Bundestag debattiert über Impfpflicht: „Sind Kinder weniger wert?“

Die Ampel plant eine Impfpflicht für Ärz­t:in­nen und Co. Sie soll bereits diese Woche beschlossen werden. Der Union geht das nicht weit genug.

Alice Weidel zieht sich die Maske ab

Komplett dagegen: AfD-Frontfrau Alice Weidel will gegen eine Impfpflicht stimmen Foto: Michael Kappeler

Die Ampelkoalition plant eine begrenzte Impfpflicht für medizinische und Pflegeeinrichtungen, die ab dem 15. März gelten soll. Das Gesetz dazu soll noch diese Woche beschlossen werden. An diesem Dienstag fand im Bundestag die erste Debatte hierzu statt.

Die spezielle Impfpflicht soll für Krankenhäuser, Arztpraxen und Rettungsdienste gelten, zudem für Alten- und Behinderteneinrichtungen und entsprechende ambulante Pflegedienste. Erfasst werden alle Beschäftigten der Einrichtungen: Ärzt:innen, Pfle­ge­r:in­nen und Hausmeister:innen. Es wird aber keine Impfpflicht für die Patient:innen, Alten und Behinderten eingeführt.

Die Beschäftigten müssen bis spätestens 15. März nachweisen, dass sie entweder geimpft oder genesen sind oder aus medizinischen Gründen nicht geimpft werden können. Der Impfnachweis erfordert eine vollständige (in der Regel zweimalige) Impfung. Wegen des üblichen 14-tätigen Zeitpuffers muss die zweite Impfung also spätestens Ende Februar durchgeführt sein. Als genesen gilt nur, wer per PCR-Test eine Coviderkrankung im letzten halben Jahr nachweisen kann.

Alle Beschäftigten, die keinen derartigen Nachweis erbringen, dürfen nicht mehr in der Einrichtung arbeiten und die Namen der Betroffenen müssen dem örtlichen Gesundheitsamt gemeldet werden. Bei Neueinstellungen ab dem 16. März muss ebenfalls einer der drei Nachweise vorgelegt werden.

Doppelte Sicherheit

Wer sich aus medizinischen Gründen nicht impfen lassen kann, darf also trotzdem weiter mit Kranken und Alten arbeiten. Bei Zweifeln an der Echtheit eines ärztlichen Attestes kann das Gesundheitsamt aber eine Untersuchung anordnen.

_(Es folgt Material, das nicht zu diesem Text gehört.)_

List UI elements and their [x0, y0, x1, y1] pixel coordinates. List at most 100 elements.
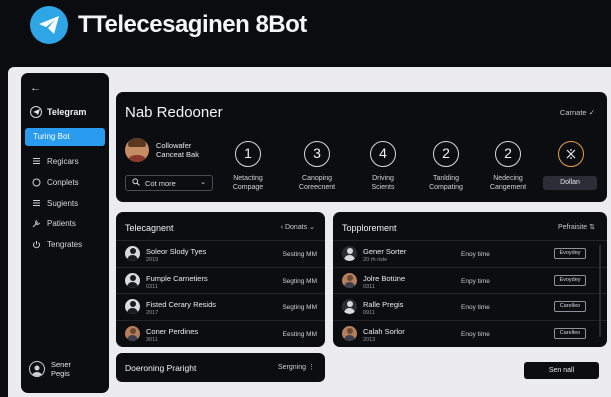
sidebar-item-label: Sugients	[47, 198, 79, 208]
avatar	[342, 325, 357, 341]
avatar	[125, 299, 140, 314]
dollan-button[interactable]: Dollan	[543, 176, 597, 190]
sidebar-item-turing-bot[interactable]: Turing Bot	[25, 128, 105, 146]
scrollbar[interactable]	[599, 245, 601, 337]
step-number: 2	[495, 141, 521, 167]
list-item[interactable]: Soleor Slody Tyes 2019 Sesting MM	[116, 240, 325, 267]
row-title: Calah Sorlor	[363, 326, 405, 336]
chevron-down-icon: ⌄	[200, 179, 206, 186]
arrow-left-icon[interactable]: ←	[30, 82, 41, 94]
refresh-icon: ⇅	[589, 224, 595, 231]
puzzle-icon[interactable]	[558, 141, 584, 167]
row-time: Enoy time	[461, 330, 490, 338]
wrench-icon	[31, 218, 41, 228]
avatar	[125, 325, 140, 341]
panel-title: Telecagnent	[125, 223, 174, 233]
right-panel: Topplorement Pefraisite ⇅ Gener Sorter 2…	[333, 212, 607, 347]
panel-title: Topplorement	[342, 223, 397, 233]
more-vertical-icon: ⋮	[308, 364, 315, 371]
list-icon	[31, 198, 41, 208]
step-label: Tanlding Compating	[429, 175, 463, 191]
sidebar-brand: Telegram	[30, 106, 86, 118]
avatar	[342, 299, 357, 314]
row-title: Fumple Carnetiers	[146, 273, 208, 283]
row-subtitle: 2017	[146, 310, 159, 316]
panel-title: Nab Redooner	[125, 104, 223, 121]
sidebar-brand-label: Telegram	[47, 107, 87, 117]
row-time: Enpy time	[461, 277, 490, 285]
row-tag[interactable]: Evoydey	[554, 274, 586, 286]
sidebar-item-tengrates[interactable]: Tengrates	[31, 239, 82, 249]
row-tag[interactable]: Carelleo	[554, 301, 586, 312]
avatar	[29, 361, 45, 377]
dropdown-label: Donats	[284, 224, 308, 231]
telegram-icon	[30, 106, 42, 118]
list-icon	[31, 156, 41, 166]
row-subtitle: 2013	[363, 336, 376, 343]
sidebar-item-conplets[interactable]: Conplets	[31, 177, 79, 187]
row-subtitle: 2019	[146, 257, 159, 263]
send-button[interactable]: Sen nall	[524, 362, 599, 379]
chevron-left-icon: ‹	[280, 224, 284, 231]
step-3[interactable]: 4 Driving Scients	[352, 141, 414, 192]
list-item[interactable]: Fumple Carnetiers 0311 Segting MM	[116, 266, 325, 294]
step-number: 1	[235, 141, 261, 167]
row-subtitle: 0311	[363, 283, 375, 290]
list-item[interactable]: Jolre Botüne 0311 Enpy time Evoydey	[333, 266, 607, 294]
avatar	[342, 246, 357, 261]
menu-label: Sergning	[278, 364, 307, 371]
left-panel: Telecagnent ‹ Donats ⌄ Soleor Slody Tyes…	[116, 212, 325, 347]
step-4[interactable]: 2 Tanlding Compating	[415, 141, 477, 192]
row-subtitle: 0911	[363, 310, 375, 316]
avatar	[125, 138, 149, 162]
sidebar-user[interactable]: Sener Pegis	[29, 360, 71, 378]
telegram-logo-icon	[30, 6, 68, 44]
power-icon	[31, 239, 41, 249]
select-value: Cot more	[145, 178, 176, 188]
app-title: TTelecesaginen 8Bot	[78, 11, 307, 38]
user-first-name: Sener	[51, 360, 72, 369]
row-status: Sesting MM	[282, 251, 317, 258]
list-item[interactable]: Gener Sorter 20 rh risle Enoy time Evoyd…	[333, 240, 607, 267]
row-title: Soleor Slody Tyes	[146, 247, 207, 256]
row-time: Enoy time	[461, 251, 490, 258]
row-status: Segting MM	[282, 277, 317, 285]
step-1[interactable]: 1 Netacting Compage	[217, 141, 279, 192]
carnate-toggle[interactable]: Carnate ✓	[560, 108, 595, 117]
step-label: Driving Scients	[371, 175, 395, 191]
row-tag[interactable]: Carelleo	[554, 327, 586, 339]
sidebar-user-name: Sener Pegis	[51, 360, 71, 378]
refresh-control[interactable]: Pefraisite ⇅	[558, 223, 595, 231]
step-number: 2	[433, 141, 459, 167]
step-label: Nedecing Cangement	[489, 175, 527, 191]
sidebar-item-patients[interactable]: Patients	[31, 218, 76, 228]
chevron-down-icon: ⌄	[309, 224, 315, 231]
step-5[interactable]: 2 Nedecing Cangement	[477, 141, 539, 192]
avatar	[342, 272, 357, 288]
sidebar-item-label: Tengrates	[47, 239, 83, 249]
circle-icon	[31, 177, 41, 187]
search-select[interactable]: Cot more ⌄	[125, 175, 213, 191]
row-subtitle: 0311	[146, 283, 158, 290]
list-item[interactable]: Fisted Cerary Resids 2017 Segting MM	[116, 293, 325, 320]
main-panel: Nab Redooner Carnate ✓ Collowafer Cancea…	[116, 92, 607, 202]
row-status: Eesting MM	[282, 330, 317, 338]
row-title: Coner Perdines	[146, 326, 199, 336]
sidebar-item-label: Regicars	[47, 156, 79, 166]
top-bar: TTelecesaginen 8Bot	[0, 0, 611, 62]
row-title: Fisted Cerary Resids	[146, 300, 217, 309]
list-item[interactable]: Ralle Pregis 0911 Enoy time Carelleo	[333, 293, 607, 320]
row-subtitle: 20 rh risle	[363, 257, 388, 263]
row-tag[interactable]: Evoydey	[554, 248, 586, 259]
list-item[interactable]: Coner Perdines 3011 Eesting MM	[116, 319, 325, 347]
sergning-menu[interactable]: Sergning ⋮	[278, 363, 315, 371]
user-name: Collowafer	[156, 141, 192, 150]
list-item[interactable]: Calah Sorlor 2013 Enoy time Carelleo	[333, 319, 607, 347]
step-2[interactable]: 3 Canoping Coreecnent	[286, 141, 348, 192]
sidebar-item-sugients[interactable]: Sugients	[31, 198, 78, 208]
sidebar-item-regicars[interactable]: Regicars	[31, 156, 79, 166]
panel-title: Doeroning Praright	[125, 363, 197, 373]
row-title: Ralle Pregis	[363, 300, 404, 309]
donats-dropdown[interactable]: ‹ Donats ⌄	[281, 223, 315, 231]
row-time: Enoy time	[461, 304, 490, 311]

Der Gesetzentwurf wurde erst am Montagabend vorgelegt. Bereits am Dienstag debattierte der Bundestag erstmals, am Mittwochnachmittag ist eine Expertenanhörung im Hauptausschuss geplant und schon am Freitag soll das Gesetz im Bundestag beschlossen werden.

Auch der Bundesrat, der zustimmen muss, tritt am Freitag zu einer Sondersitzung zusammen. Die Koalition begründete im Bundestag die spezielle Impfpflicht mit dem Schutz der besonders verletzlichen Personen in medizinischen und Pflegeeinrichtungen. Von geimpftem Personal gehe eindeutig ein geringeres Risiko aus. Regelmäßiges Testen der Ungeimpften sei dagegen weniger sicher. „Hilfsbedürftige Menschen können sich nicht aussuchen, von wem sie behandelt werden“, sagte die SPD-Gesundheitspolitikerin Sabine Dittmar.

Der CDU/CSU geht die spezielle Impfpflicht nicht weit genug. Der Abgeordnete Thorsten Frei forderte die Impfpflicht auch für die Beschäftigten an Schulen und Kitas. „Sind Kinder weniger wert?“, fragte sein Fraktionskollege Tino Sorge.

Auch Tierärzte unter den Impfern

Ablehnung kündigte nur die AfD an. Die ungeimpfte Fraktionschefin Alice Weidel warf der Ampel und insbesondere der FDP „Wortbruch und Wahlbetrug“ vor. Die ebenfalls ungeimpfte AfD-Abgeordnete Christina Baum, eine Zahnärztin, sprach von „Berufsverboten“.

Eine aktuelle RKI-Stichprobe bei 165 Altenpflegeheimen ergab, dass nur 83 Prozent der Beschäftigten geimpft waren. In 8 Heimen lag die Impfquote sogar unter 50 Prozent. Um das Impftempo, insbesondere bei Booster-Impfungen, zu beschleunigen, sollen künftig auch Zahnärzt:innen, Tier­ärz­t:in­nen und Apo­the­ke­r:in­nen impfen dürfen. Sie müssen sich allerdings zuerst schulen lassen.

Außerdem wird der Instrumentenkasten der Länder wieder leicht ergänzt. Diese sollen künftig wieder einen Shutdown der Gastronomie anordnen können.